Nutrient Comparison: Canned Kidney Beans VS Boiled Potato Flesh, Cooked In Skin per 5 oz
Compare the macro and micronutrient content in 5 oz of Canned Kidney Beans versus 5 oz of Boiled Potato Flesh, Cooked In Skin to make informed dietary choices.
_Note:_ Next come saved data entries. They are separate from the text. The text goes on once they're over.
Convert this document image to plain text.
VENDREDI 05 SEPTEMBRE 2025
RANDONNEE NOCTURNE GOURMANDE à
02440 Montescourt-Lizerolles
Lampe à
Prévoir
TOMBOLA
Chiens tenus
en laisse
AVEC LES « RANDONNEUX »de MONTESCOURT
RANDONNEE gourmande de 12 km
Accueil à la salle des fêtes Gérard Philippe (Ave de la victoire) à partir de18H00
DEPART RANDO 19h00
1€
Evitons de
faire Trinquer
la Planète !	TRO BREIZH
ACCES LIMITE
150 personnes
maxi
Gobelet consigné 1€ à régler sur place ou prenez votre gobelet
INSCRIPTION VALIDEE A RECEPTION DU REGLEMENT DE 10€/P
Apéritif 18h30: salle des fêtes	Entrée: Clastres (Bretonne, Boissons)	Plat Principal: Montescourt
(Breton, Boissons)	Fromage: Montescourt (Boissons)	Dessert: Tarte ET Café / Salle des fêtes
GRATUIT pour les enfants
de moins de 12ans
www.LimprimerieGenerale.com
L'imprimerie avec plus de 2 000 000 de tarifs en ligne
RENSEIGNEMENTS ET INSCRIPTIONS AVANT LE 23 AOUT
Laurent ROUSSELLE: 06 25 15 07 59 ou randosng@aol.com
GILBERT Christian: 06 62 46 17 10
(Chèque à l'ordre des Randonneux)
Explore their nutritional differences and benefits.
Lets compare vitamin content per 5 ounces of Canned Kidney Beans vs Boiled Potato Flesh, Cooked In Skin:
- 5 ounces of Canned Kidney Beans have 2.6 times more Vitamin B2, 3.6 times more Vitamin B9 and 1.9 times more Vitamin K than Boiled Potato Flesh, Cooked In Skin.
- While 5 oz of Boiled Potato Flesh, Cooked In Skin without Salt contain 3.5 times more Vitamin B3, 3.8 times more Vitamin B5, 4 times more Vitamin B6 and 10.8 times more Vitamin C than Canned All Types Kidney Beans.
- Both Canned Kidney Beans and Boiled Potato Flesh, Cooked In Skin provide similar amounts of Vitamin B1 per five ounces.
- 5 ounces of Canned Kidney Beans have insufficient amounts of Vitamin C
- 5 ounces of Boiled Potato Flesh, Cooked In Skin have insufficient amounts of Vitamin B2 and Vitamin K
- Both Canned All Types Kidney Beans as well as Boiled Potato Flesh, Cooked In Skin without Salt have insufficient amounts of Vitamin B12, Vitamin D and Vitamin E in five ounces.
Comparing minerals per 5 ounces for Canned Kidney Beans vs Boiled Potato Flesh, Cooked In Skin:
- 5 ounces of Canned Kidney Beans have 6.8 times more Calcium, 3.8 times more Iron, 1.2 times more Magnesium, 1.2 times more Manganese, 2 times more Phosphorus, 74 times more Sodium and 1.5 times more Zinc than Boiled Potato Flesh, Cooked In Skin.
- While 5 oz of Boiled Potato Flesh, Cooked In Skin without Salt contain 1.4 times more Copper and 1.6 times more Potassium than Canned All Types Kidney Beans.
- Both Canned Kidney Beans and Boiled Potato Flesh, Cooked In Skin contain similar levels of Water per five ounces.
- 5 ounces of Boiled Potato Flesh, Cooked In Skin lack sufficient amounts of Calcium
- Both Canned All Types Kidney Beans as well as Boiled Potato Flesh, Cooked In Skin without Salt lack sufficient amounts of Selenium in five ounces.
Comparison of macro-nutrients per 5 ounces:
- 5 ounces of Canned Kidney Beans have 8.2 times more Omega 3, 2 times more Sugars, 2.4 times more Fiber and 2.8 times more Protein than Boiled Potato Flesh, Cooked In Skin.
- While 5 oz of Boiled Potato Flesh, Cooked In Skin without Salt contain 1.4 times more Carbohydrate than Canned All Types Kidney Beans.
- Both Canned Kidney Beans and Boiled Potato Flesh, Cooked In Skin offer comparable quantities of Energy per five ounces.
- 5 ounces of Boiled Potato Flesh, Cooked In Skin provide inadequate amounts of Omega 3
- Both Canned All Types Kidney Beans as well as Boiled Potato Flesh, Cooked In Skin without Salt provide inadequate amounts of Omega 6 in five ounces.